Kemacetan akan bertambah parah jika musim hujan tiba. Genangan air dan banjir memperburuk situasi lalu lintas di Jakarta. Rasanya frustasi sekali kalau sudah begitu. Beberapa usulan solusi sudah disampaikan masyarakat mulai dari penerapan sistem plat nomor genap dan ganjil, pembatasan jam untuk mobil angkutan barang di dalam kota, menaikkan tarif parkir sampai memindahkan ibukota.
Usulan untuk memindahkan ibukota memang patut dipertimbangkan, tetapi realisasinya akan memerlukan waktu yang lama, sementara masyarakat tentunya mengharapkan solusi yang lebih cepat. Sambil menunggu waktu untuk mengkaji usulan pemindahan ibukota tersebut, sebenarnya pemerintah dapat memulai untuk memindahkan sebagian instansi pemerintah ke suatu lokasi di luar Jakarta atau setidaknya di pinggiran kota Jakarta.
Instansi-instansi yang dapat dipindahkan terutama yang memiliki lahan parkir terbatas yang seringkali malah menjadi penyebab kemacetan antara lain Pengadilan Negeri Jakarta Selatan di jalan Ampera Raya, Mabes Polri, Departemen Pekerjaan Umum yang berada di sebelah Mabes Polri. Mungkin masih banyak instansi pemerintah lain yang memiliki lahan parkir yang tidak mencukupi lagi. Ketimbang membangun gedung parkir misalnya, mengapa tidak instansinya saja yang dipindahkan?
Instansi pemerintah lain yang dapat dipindahkan adalah sekolah-sekolah tinggi milik pemerintah seperti Perguruan Tinggi Ilmu Kepolisian di Kebayoran dan STPDN di jalan Ampera Raya. Sekolah-sekolah tersebut bahkan mungkin dapat dipindahkan ke luar kota atau luar Jawa.

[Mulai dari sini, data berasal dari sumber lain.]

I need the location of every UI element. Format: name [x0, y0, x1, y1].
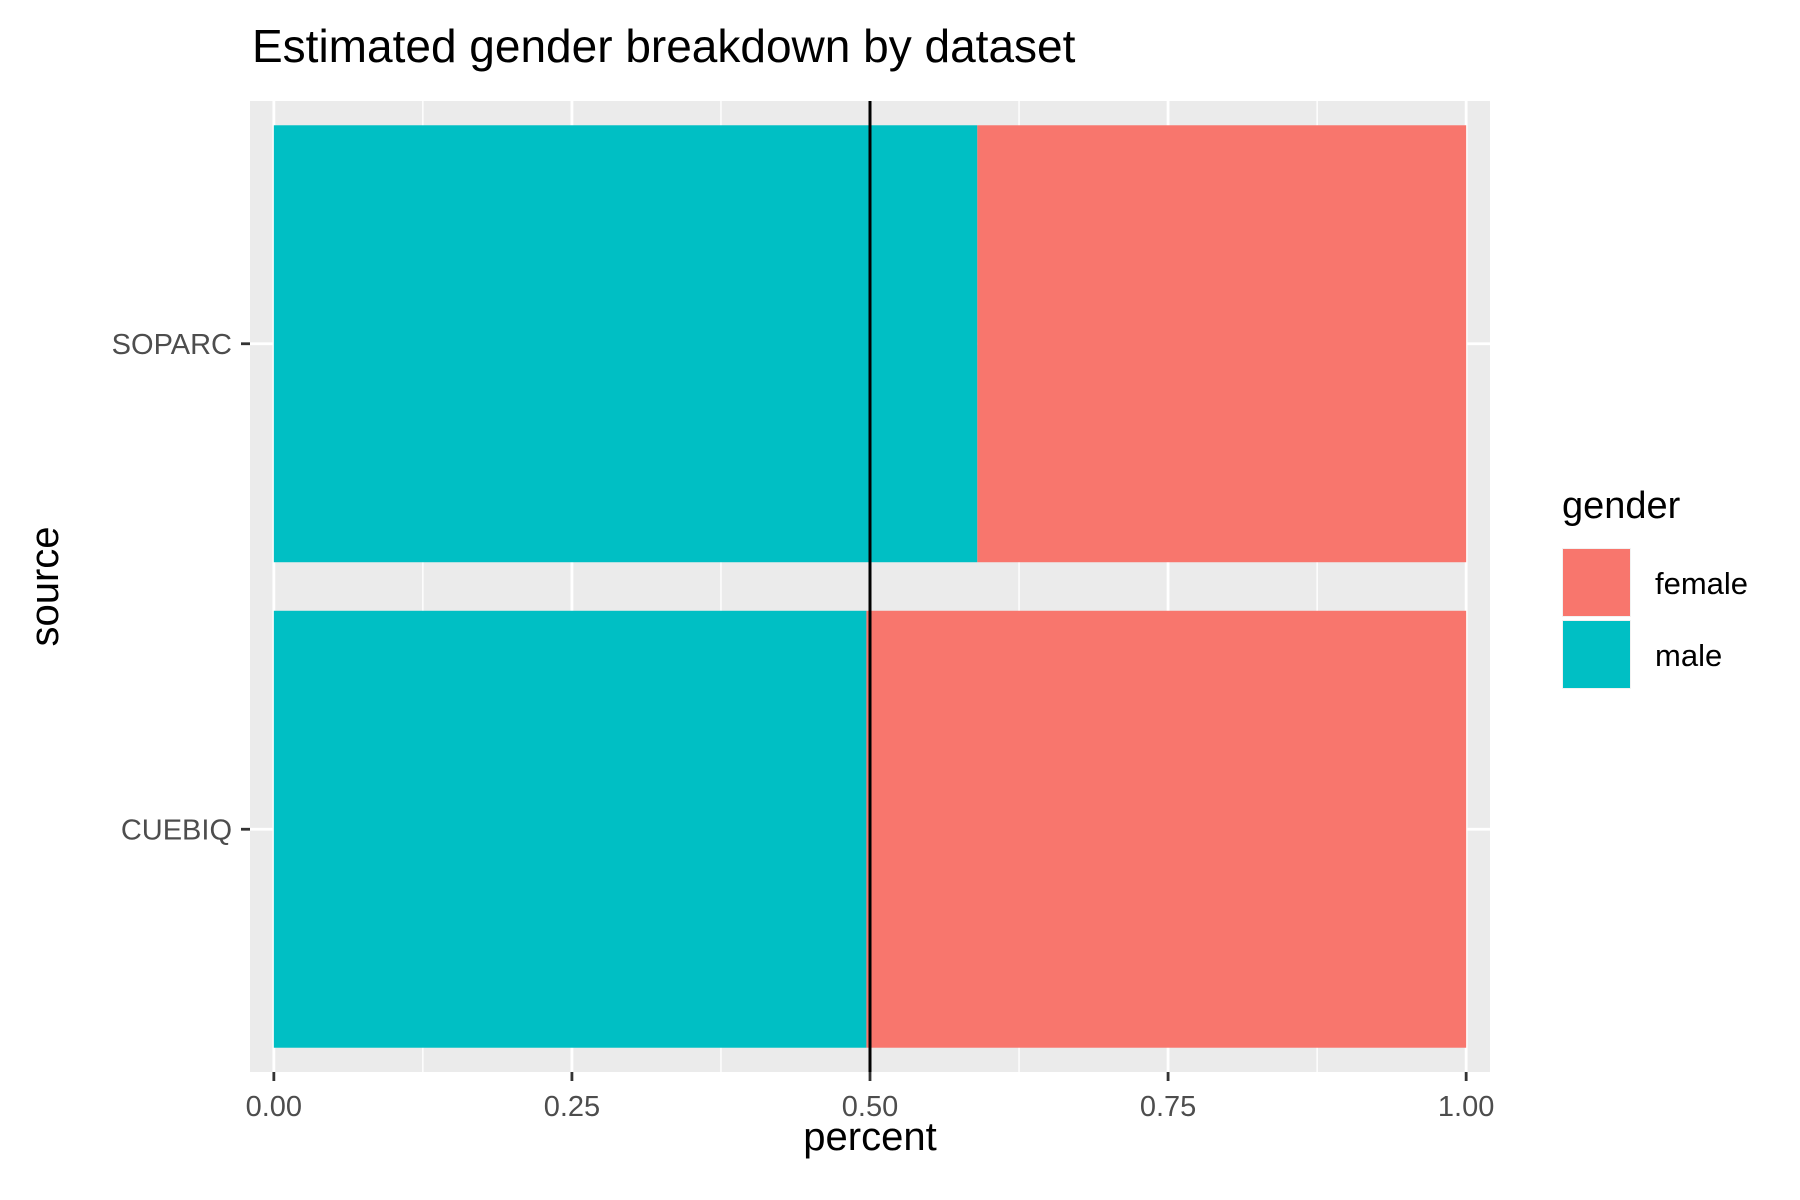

Jika memungkinkan semua instansi tersebut dipindahkan ke satu lokasi yang dirancang dapat mengakomodasi kebutuhan untuk ruang kantor dan area parkir. Ini dapat menjadi semacam pelayanan satu atap untuk meningkatkan pelayanan kepada masyarakat.
Lahan-lahan yang ditinggalkan oleh instansi-instansi yang dipindahkan tersebut selanjutnya dijadikan lahan resapan dalam bentuk taman kota atau danau-danau buatan. Penyediaan lahan-lahan resapan tersebut tentunya akan membantu mengatasi masalah banjir yang selama ini terjadi di Jakarta.
Untuk membiayai pemindahan tersebut, pemerintah dapat mengajukan pinjaman lunak jangka panjang minimal 20 tahun yang pembayarannya- tentu saja- dibebankan kepada masyarakat melalui pajak kendaraan bermotor dan pajak bumi dan bangunan (PBB).
Dengan asumsi jumlah kendaraan bermotor saat ini adalah 8 juta unit maka jika setiap kendaraan dibebankan pajak rata-rata sebesar Rp. 300.000 per tahun atau Rp. 25.000 per bulan maka jumlah pendapatan pemerintah akan mencapai Rp. 2, 4 trilyun per tahun.
Jumlah Rp. 300.000 per tahun adalah jumlah yang relatif kecil bagi pemilik kendaraan jika dibandingkan penghematan BBM setahun yang dapat dilakukan melalui berkurangnya kemacetan serta nilai manfaat berikut kenyamanan yang akan didapatkan.
Ditambah dengan penerimaan pemerintah dari kenaikan PBB, seharusnya anggaran bukan masalah bagi pemerintah untuk melaksanakannya.